= Gstanzl =

Mocking song in Austria and Bavaria

The Gstanzl (Austro-Bavarian for Gestanzel, "stanza") is a traditional type of mocking songs particularly known in the Austrian-Bavarian regions. A Gstanzl normally consists of four lines, sometimes eight, and is sung in dialect. They can either be sung at certain dances (Ländler, Steirische), or are sung without dancing.

Gstanzln (plural of Gstanzl) are normally only sung by men. The content of Gstanzln covers all areas of the life of simple people, normally of people from the countryside. The Gstanzln often have punch lines and are generally humorous. They are mocking authorities like the state, emperor, the land owners, the church or the peculiarities of other people and especially women.

At occasions, where multiple Gstanzln-singers meet and alternatingly sing a Gstanzl, they try to respond and outwit each other. Good Gstanzl-singers can go for hours without repeating themselves.

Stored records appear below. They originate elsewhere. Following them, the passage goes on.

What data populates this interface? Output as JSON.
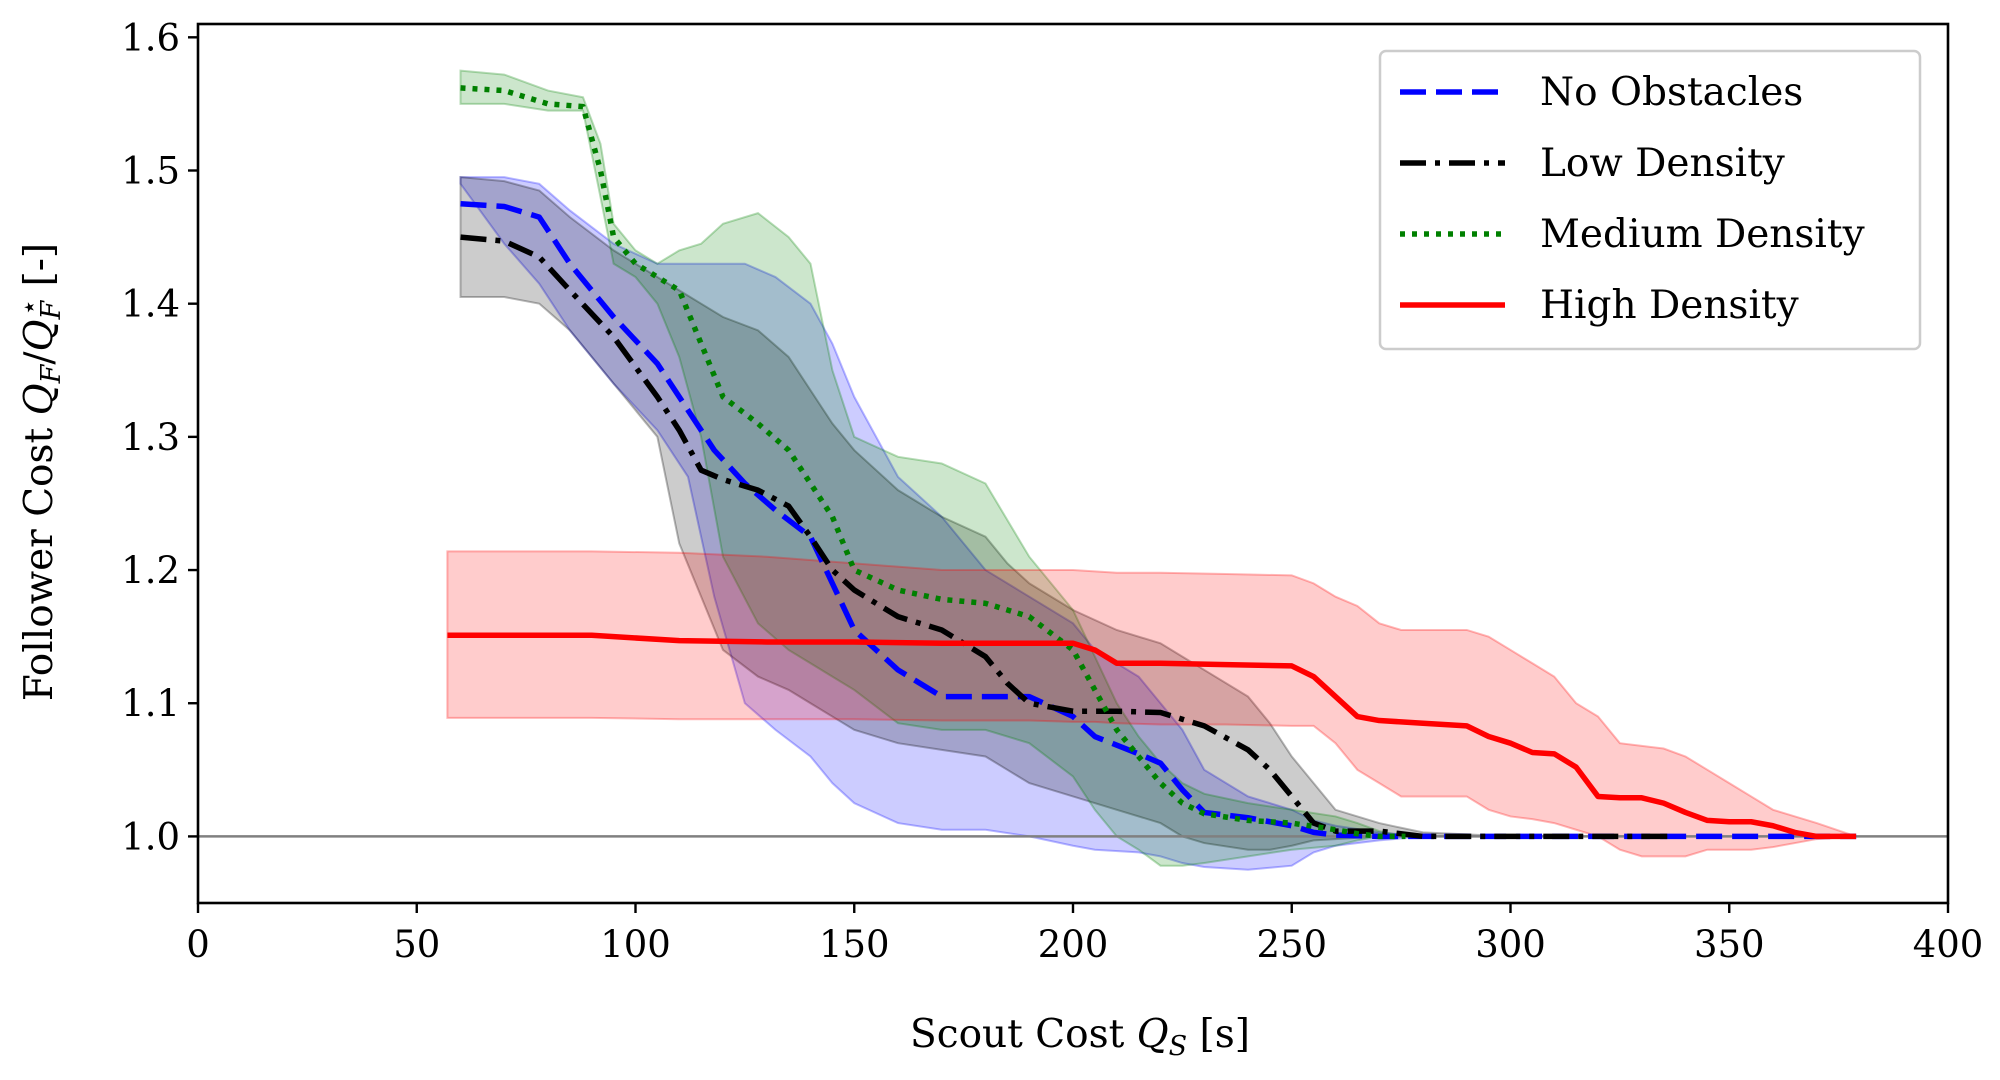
{
  "chart_data": {
    "type": "line",
    "title": "",
    "xlabel": "Scout Cost Q_S [s]",
    "ylabel": "Follower Cost Q_F/Q_F* [-]",
    "xlabel_parts": {
      "pre": "Scout Cost ",
      "sym": "Q",
      "sub": "S",
      "post": " [s]"
    },
    "ylabel_parts": {
      "pre": "Follower Cost ",
      "sym1": "Q",
      "sub1": "F",
      "slash": "/",
      "sym2": "Q",
      "sub2": "F",
      "sup2": "⋆",
      "post": " [-]"
    },
    "xlim": [
      0,
      400
    ],
    "ylim": [
      0.95,
      1.61
    ],
    "xticks": [
      0,
      50,
      100,
      150,
      200,
      250,
      300,
      350,
      400
    ],
    "yticks": [
      1.0,
      1.1,
      1.2,
      1.3,
      1.4,
      1.5,
      1.6
    ],
    "xtick_labels": [
      "0",
      "50",
      "100",
      "150",
      "200",
      "250",
      "300",
      "350",
      "400"
    ],
    "ytick_labels": [
      "1.0",
      "1.1",
      "1.2",
      "1.3",
      "1.4",
      "1.5",
      "1.6"
    ],
    "reference_line": 1.0,
    "grid": false,
    "legend_position": "top-right",
    "series": [
      {
        "name": "No Obstacles",
        "color": "#0000ff",
        "style": "dashed",
        "x": [
          60,
          70,
          78,
          85,
          95,
          105,
          112,
          118,
          125,
          132,
          140,
          145,
          150,
          160,
          170,
          180,
          190,
          200,
          205,
          215,
          220,
          225,
          230,
          240,
          250,
          255,
          260,
          270,
          280,
          290,
          300,
          320,
          340,
          360,
          368,
          372,
          379
        ],
        "y": [
          1.475,
          1.473,
          1.465,
          1.43,
          1.39,
          1.355,
          1.32,
          1.29,
          1.265,
          1.245,
          1.225,
          1.19,
          1.155,
          1.125,
          1.105,
          1.105,
          1.105,
          1.09,
          1.075,
          1.062,
          1.055,
          1.035,
          1.018,
          1.014,
          1.008,
          1.003,
          1.001,
          1.0,
          1.0,
          1.0,
          1.0,
          1.0,
          1.0,
          1.0,
          1.0,
          1.0,
          1.0
        ],
        "lower": [
          1.49,
          1.445,
          1.415,
          1.38,
          1.34,
          1.305,
          1.27,
          1.18,
          1.1,
          1.08,
          1.06,
          1.04,
          1.025,
          1.01,
          1.005,
          1.005,
          1.0,
          0.993,
          0.99,
          0.988,
          0.985,
          0.98,
          0.977,
          0.975,
          0.978,
          0.988,
          0.993,
          0.997,
          1.0,
          1.0,
          1.0,
          1.0,
          1.0,
          1.0,
          1.0,
          1.0,
          1.0
        ],
        "upper": [
          1.495,
          1.495,
          1.49,
          1.47,
          1.445,
          1.43,
          1.43,
          1.43,
          1.43,
          1.42,
          1.4,
          1.37,
          1.33,
          1.27,
          1.24,
          1.2,
          1.18,
          1.16,
          1.14,
          1.12,
          1.1,
          1.08,
          1.05,
          1.03,
          1.02,
          1.012,
          1.008,
          1.003,
          1.0,
          1.0,
          1.0,
          1.0,
          1.0,
          1.0,
          1.0,
          1.0,
          1.0
        ]
      },
      {
        "name": "Low Density",
        "color": "#000000",
        "style": "dashdot",
        "x": [
          60,
          70,
          78,
          85,
          95,
          105,
          110,
          115,
          120,
          128,
          135,
          140,
          145,
          150,
          160,
          170,
          180,
          185,
          190,
          200,
          210,
          220,
          225,
          230,
          240,
          245,
          250,
          255,
          260,
          270,
          280,
          300,
          320,
          336
        ],
        "y": [
          1.45,
          1.447,
          1.435,
          1.41,
          1.375,
          1.33,
          1.305,
          1.275,
          1.268,
          1.26,
          1.248,
          1.225,
          1.2,
          1.185,
          1.165,
          1.155,
          1.135,
          1.115,
          1.1,
          1.094,
          1.094,
          1.093,
          1.088,
          1.083,
          1.065,
          1.05,
          1.03,
          1.01,
          1.004,
          1.004,
          1.0,
          1.0,
          1.0,
          1.0
        ],
        "lower": [
          1.405,
          1.405,
          1.4,
          1.38,
          1.34,
          1.3,
          1.22,
          1.18,
          1.14,
          1.12,
          1.11,
          1.1,
          1.09,
          1.08,
          1.07,
          1.065,
          1.06,
          1.05,
          1.04,
          1.03,
          1.02,
          1.01,
          1.0,
          0.995,
          0.99,
          0.99,
          0.993,
          0.997,
          0.998,
          1.0,
          1.0,
          1.0,
          1.0,
          1.0
        ],
        "upper": [
          1.495,
          1.492,
          1.485,
          1.465,
          1.44,
          1.42,
          1.41,
          1.4,
          1.39,
          1.38,
          1.36,
          1.335,
          1.31,
          1.29,
          1.26,
          1.24,
          1.225,
          1.205,
          1.19,
          1.17,
          1.155,
          1.145,
          1.135,
          1.125,
          1.105,
          1.085,
          1.06,
          1.04,
          1.02,
          1.01,
          1.003,
          1.0,
          1.0,
          1.0
        ]
      },
      {
        "name": "Medium Density",
        "color": "#008000",
        "style": "dotted",
        "x": [
          60,
          70,
          80,
          88,
          92,
          95,
          100,
          105,
          110,
          115,
          120,
          128,
          135,
          140,
          145,
          150,
          160,
          170,
          180,
          190,
          200,
          205,
          210,
          215,
          220,
          225,
          230,
          240,
          250,
          260,
          265,
          270,
          276
        ],
        "y": [
          1.562,
          1.56,
          1.55,
          1.548,
          1.5,
          1.45,
          1.43,
          1.42,
          1.41,
          1.37,
          1.33,
          1.31,
          1.29,
          1.265,
          1.24,
          1.2,
          1.185,
          1.178,
          1.175,
          1.165,
          1.14,
          1.11,
          1.08,
          1.06,
          1.04,
          1.025,
          1.017,
          1.012,
          1.01,
          1.005,
          1.002,
          1.0,
          1.0
        ],
        "lower": [
          1.55,
          1.55,
          1.545,
          1.545,
          1.48,
          1.43,
          1.42,
          1.4,
          1.36,
          1.3,
          1.21,
          1.16,
          1.14,
          1.13,
          1.12,
          1.11,
          1.085,
          1.08,
          1.08,
          1.07,
          1.045,
          1.02,
          1.0,
          0.99,
          0.978,
          0.978,
          0.98,
          0.985,
          0.99,
          0.993,
          0.997,
          1.0,
          1.0
        ],
        "upper": [
          1.575,
          1.572,
          1.56,
          1.555,
          1.52,
          1.46,
          1.44,
          1.43,
          1.44,
          1.445,
          1.46,
          1.468,
          1.45,
          1.43,
          1.35,
          1.3,
          1.285,
          1.28,
          1.265,
          1.21,
          1.17,
          1.135,
          1.1,
          1.075,
          1.055,
          1.04,
          1.032,
          1.025,
          1.02,
          1.015,
          1.01,
          1.004,
          1.0
        ]
      },
      {
        "name": "High Density",
        "color": "#ff0000",
        "style": "solid",
        "x": [
          57,
          80,
          90,
          110,
          130,
          150,
          170,
          190,
          200,
          205,
          210,
          220,
          235,
          250,
          255,
          260,
          265,
          270,
          275,
          280,
          290,
          295,
          300,
          305,
          310,
          315,
          320,
          325,
          330,
          335,
          340,
          345,
          350,
          355,
          360,
          365,
          370,
          379
        ],
        "y": [
          1.151,
          1.151,
          1.151,
          1.147,
          1.146,
          1.146,
          1.145,
          1.145,
          1.145,
          1.14,
          1.13,
          1.13,
          1.129,
          1.128,
          1.12,
          1.105,
          1.09,
          1.087,
          1.086,
          1.085,
          1.083,
          1.075,
          1.07,
          1.063,
          1.062,
          1.052,
          1.03,
          1.029,
          1.029,
          1.025,
          1.018,
          1.012,
          1.011,
          1.011,
          1.008,
          1.003,
          1.0,
          1.0
        ],
        "lower": [
          1.089,
          1.089,
          1.089,
          1.088,
          1.088,
          1.088,
          1.087,
          1.087,
          1.086,
          1.086,
          1.085,
          1.084,
          1.084,
          1.083,
          1.083,
          1.07,
          1.05,
          1.04,
          1.03,
          1.03,
          1.03,
          1.02,
          1.015,
          1.013,
          1.01,
          1.005,
          1.0,
          0.99,
          0.985,
          0.985,
          0.985,
          0.99,
          0.99,
          0.99,
          0.992,
          0.995,
          0.998,
          1.0
        ],
        "upper": [
          1.214,
          1.214,
          1.214,
          1.213,
          1.21,
          1.205,
          1.2,
          1.2,
          1.2,
          1.199,
          1.198,
          1.198,
          1.197,
          1.196,
          1.19,
          1.18,
          1.173,
          1.16,
          1.155,
          1.155,
          1.155,
          1.15,
          1.14,
          1.13,
          1.12,
          1.1,
          1.09,
          1.07,
          1.068,
          1.066,
          1.06,
          1.05,
          1.04,
          1.03,
          1.02,
          1.015,
          1.01,
          1.0
        ]
      }
    ]
  }
}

Depending on the region, a Gstanzl may also be called Schnadderhüpfl, Schanderhagge, Stückl, Possen-, Trutz- und Spitzliedln, Schleifer, Haarbrecher-Gsangln, Plopper- und Plepper(lieder), Schwatzliedln, Flausen and Schmetterliedln, G'setzln, Basseln, Vierzeilige, Kurschza Liadlan, Schelmeliedle, Chorze Liedle, Rappedietzle, Schlumperliedla or Rundâs.

The nature of Gstanzl is close to rapping.